XHSR-FM
- Monterrey, Nuevo León; Mexico;
- Frequency: 97.3 MHz
- Branding: Exa FM

Programming
- Format: Top 40 (CHR) with pop, urban and reggaeton in Spanish, Korean and English

Ownership
- Owner: MVS Radio; (Stereorey México, S.A.);
- Sister stations: XHJM-FM, XHSRO-FM

History
- First air date: November 12, 1976
- Call sign meaning: Sistema Radio Recuerdo, S.A. (original concessionaire)

Technical information
- Licensing authority: CRT
- Class: C1
- ERP: 95.445 kW
- HAAT: 215.4 meters (707 ft)
- Transmitter coordinates: 25°37′31.7″N 100°19′00.9″W﻿ / ﻿25.625472°N 100.316917°W

Links
- Website: exafm.com/monterrey

= XHSR-FM =

Radio station in Monterrey, Nuevo León, Mexico

XHSR-FM is a station in Monterrey, Nuevo León, Mexico.
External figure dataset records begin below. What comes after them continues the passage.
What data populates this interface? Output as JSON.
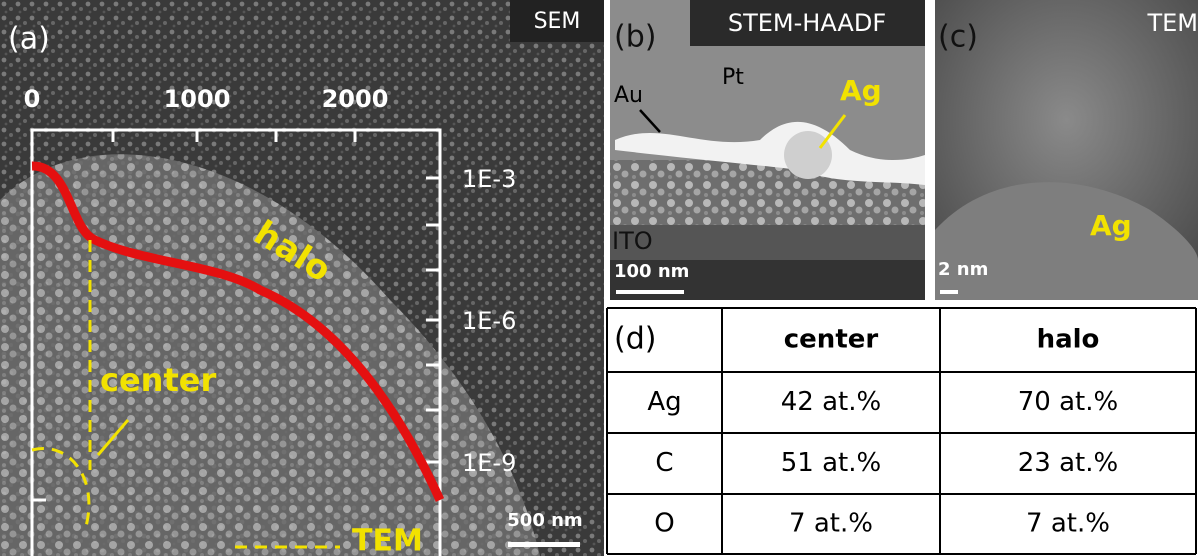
{
  "panel_a": {
    "label": "(a)",
    "technique": "SEM",
    "top_ticks": [
      "0",
      "1000",
      "2000"
    ],
    "right_ticks": [
      "1E-3",
      "1E-6",
      "1E-9"
    ],
    "curve_label": "halo",
    "center_label": "center",
    "tem_label": "TEM",
    "scale_bar": "500 nm"
  },
  "panel_b": {
    "label": "(b)",
    "technique": "STEM-HAADF",
    "labels": [
      "Pt",
      "Au",
      "Ag",
      "ITO"
    ],
    "scale_bar": "100 nm"
  },
  "panel_c": {
    "label": "(c)",
    "technique": "TEM",
    "particle_label": "Ag",
    "scale_bar": "2 nm"
  },
  "panel_d": {
    "label": "(d)",
    "table": {
      "header": [
        "center",
        "halo"
      ],
      "rows": [
        [
          "Ag",
          "42 at.%",
          "70 at.%"
        ],
        [
          "C",
          "51 at.%",
          "23 at.%"
        ],
        [
          "O",
          "7 at.%",
          "7 at.%"
        ]
      ]
    }
  }
}
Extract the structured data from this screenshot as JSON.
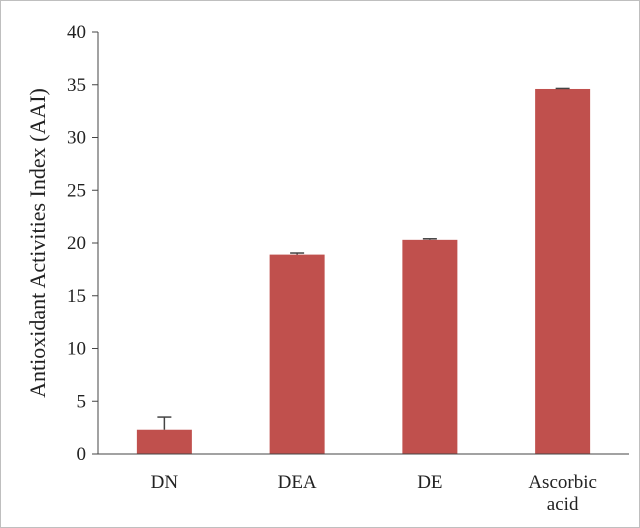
{
  "chart_data": {
    "type": "bar",
    "title": "",
    "xlabel": "",
    "ylabel": "Antioxidant Activities Index (AAI)",
    "ylim": [
      0,
      40
    ],
    "yticks": [
      0,
      5,
      10,
      15,
      20,
      25,
      30,
      35,
      40
    ],
    "grid": false,
    "legend": "none",
    "bar_color": "#c0504d",
    "error_color": "#444444",
    "categories": [
      [
        "DN"
      ],
      [
        "DEA"
      ],
      [
        "DE"
      ],
      [
        "Ascorbic",
        "acid"
      ]
    ],
    "values": [
      2.3,
      18.9,
      20.3,
      34.6
    ],
    "errors": [
      1.2,
      0.15,
      0.1,
      0.05
    ]
  }
}
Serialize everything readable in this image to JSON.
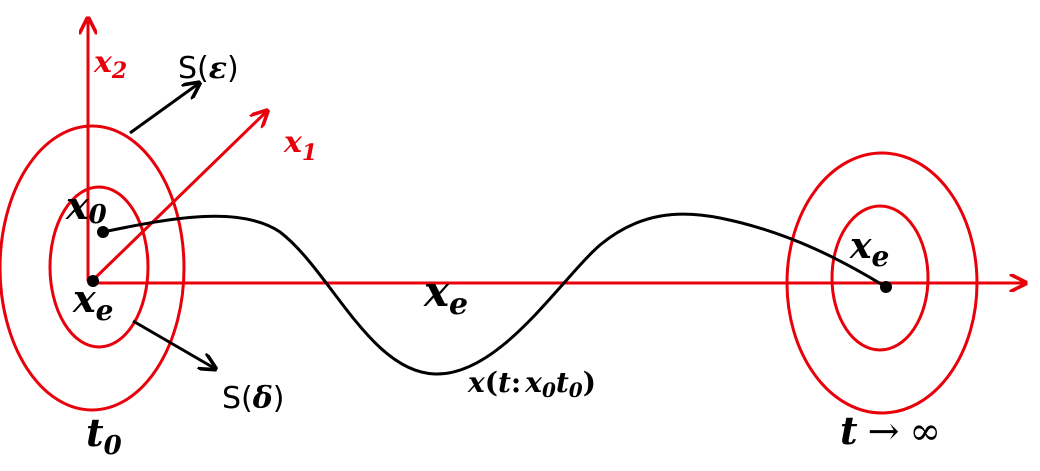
{
  "colors": {
    "axis": "#e8000b",
    "curve": "#000000",
    "label": "#000000"
  },
  "axes": {
    "x2": {
      "base": "x",
      "sub": "2"
    },
    "x1": {
      "base": "x",
      "sub": "1"
    }
  },
  "regions": {
    "s_epsilon": {
      "prefix": "S(",
      "symbol": "ε",
      "suffix": ")"
    },
    "s_delta": {
      "prefix": "S(",
      "symbol": "δ",
      "suffix": ")"
    }
  },
  "points": {
    "x0": {
      "base": "x",
      "sub": "0"
    },
    "xe_start": {
      "base": "x",
      "sub": "e"
    },
    "xe_mid": {
      "base": "x",
      "sub": "e"
    },
    "xe_end": {
      "base": "x",
      "sub": "e"
    }
  },
  "trajectory": {
    "x": "x",
    "open": "(",
    "t": "t",
    "colon": ":",
    "x0_base": "x",
    "x0_sub": "0",
    "t0_base": "t",
    "t0_sub": "0",
    "close": ")"
  },
  "time_labels": {
    "start": {
      "base": "t",
      "sub": "0"
    },
    "end": {
      "t": "t",
      "arrow": "→",
      "inf": "∞"
    }
  }
}
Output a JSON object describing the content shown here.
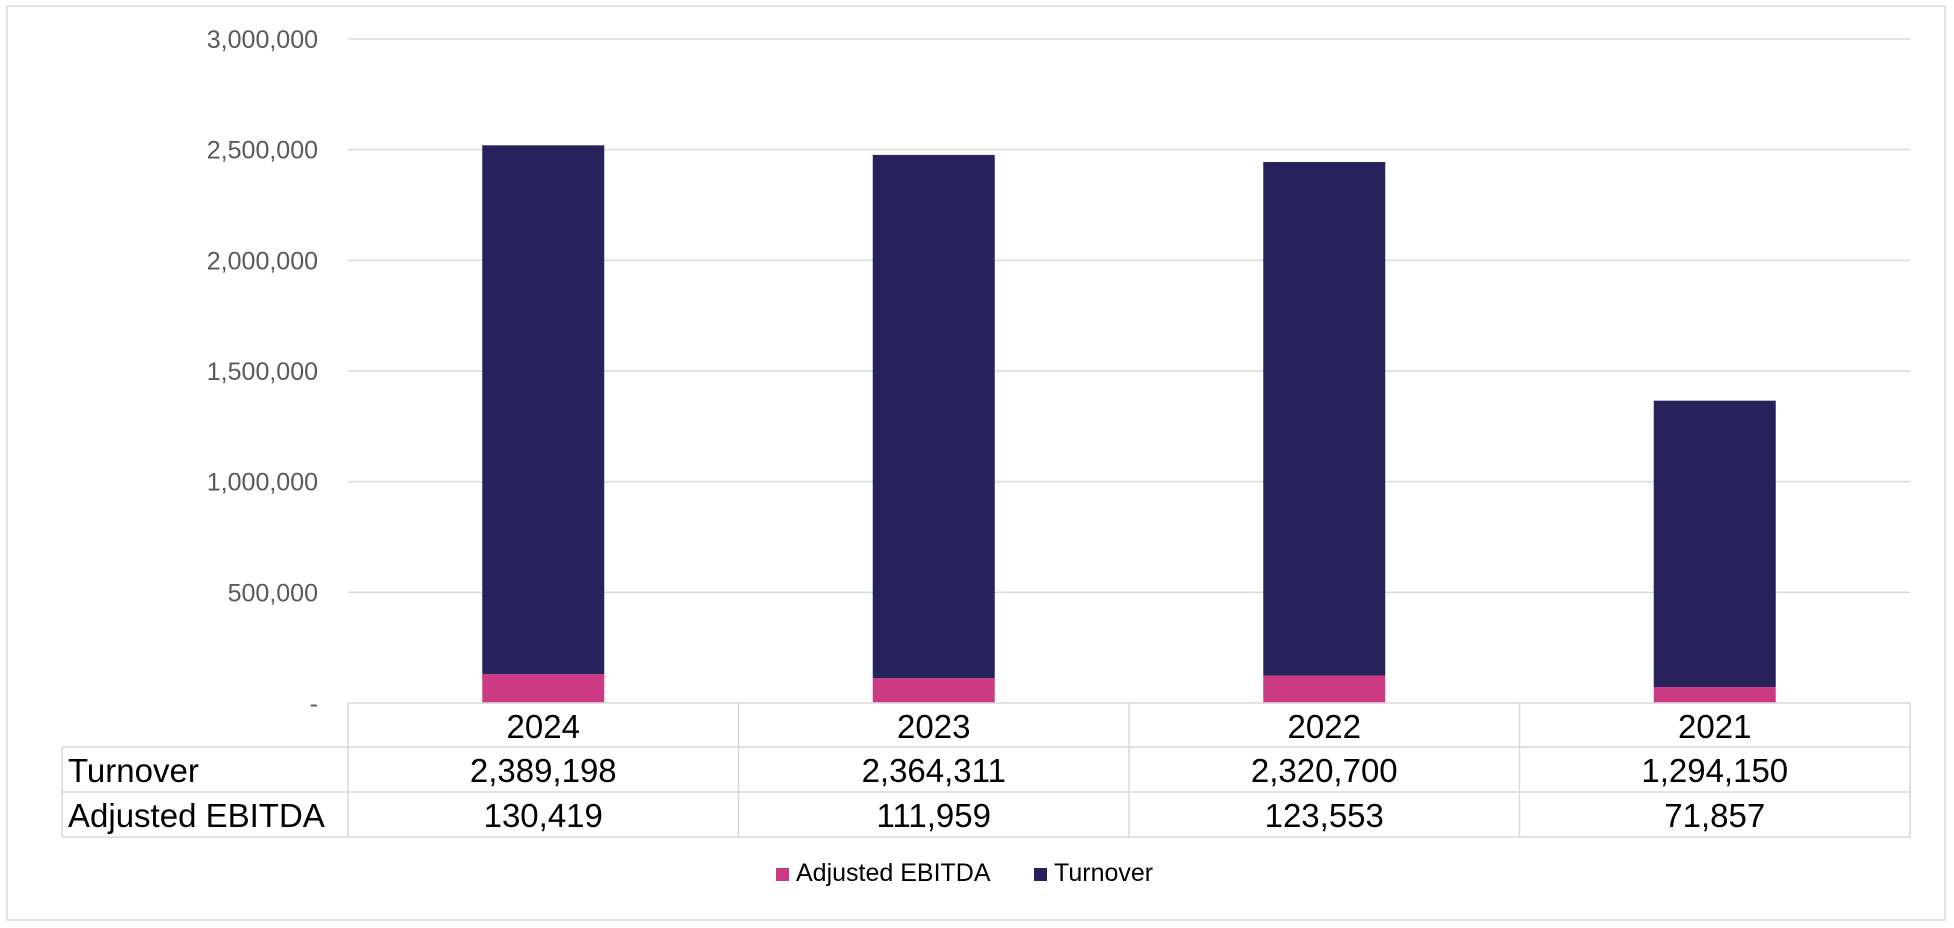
{
  "chart_data": {
    "type": "bar",
    "stacked": true,
    "categories": [
      "2024",
      "2023",
      "2022",
      "2021"
    ],
    "series": [
      {
        "name": "Adjusted EBITDA",
        "values": [
          130419,
          111959,
          123553,
          71857
        ],
        "color": "#cc3a84"
      },
      {
        "name": "Turnover",
        "values": [
          2389198,
          2364311,
          2320700,
          1294150
        ],
        "color": "#27225b"
      }
    ],
    "y_ticks": [
      {
        "value": 0,
        "label": "-"
      },
      {
        "value": 500000,
        "label": "500,000"
      },
      {
        "value": 1000000,
        "label": "1,000,000"
      },
      {
        "value": 1500000,
        "label": "1,500,000"
      },
      {
        "value": 2000000,
        "label": "2,000,000"
      },
      {
        "value": 2500000,
        "label": "2,500,000"
      },
      {
        "value": 3000000,
        "label": "3,000,000"
      }
    ],
    "ylim": [
      0,
      3000000
    ],
    "grid": true,
    "legend_position": "bottom",
    "data_table": {
      "rows": [
        {
          "label": "Turnover",
          "values": [
            "2,389,198",
            "2,364,311",
            "2,320,700",
            "1,294,150"
          ]
        },
        {
          "label": "Adjusted EBITDA",
          "values": [
            "130,419",
            "111,959",
            "123,553",
            "71,857"
          ]
        }
      ]
    }
  }
}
It broadcasts on 97.3 FM and carries the Exa FM Contemporary Hit Radio format from MVS Radio. The transmitter is located atop Cerro del Mirador.

==History==
XHSR received its concession late in 1976 and was owned by the concessionaire Sistema Radio Recuerdo, S.A., managed by José Vargas Santamarina. Santamarina would go on to become a director of some of MVS's radio stations. As an MVS station, it acquired the FM Globo format, which remained until 1998, when it became Pulsar FM, changing again to Exa FM in 2000.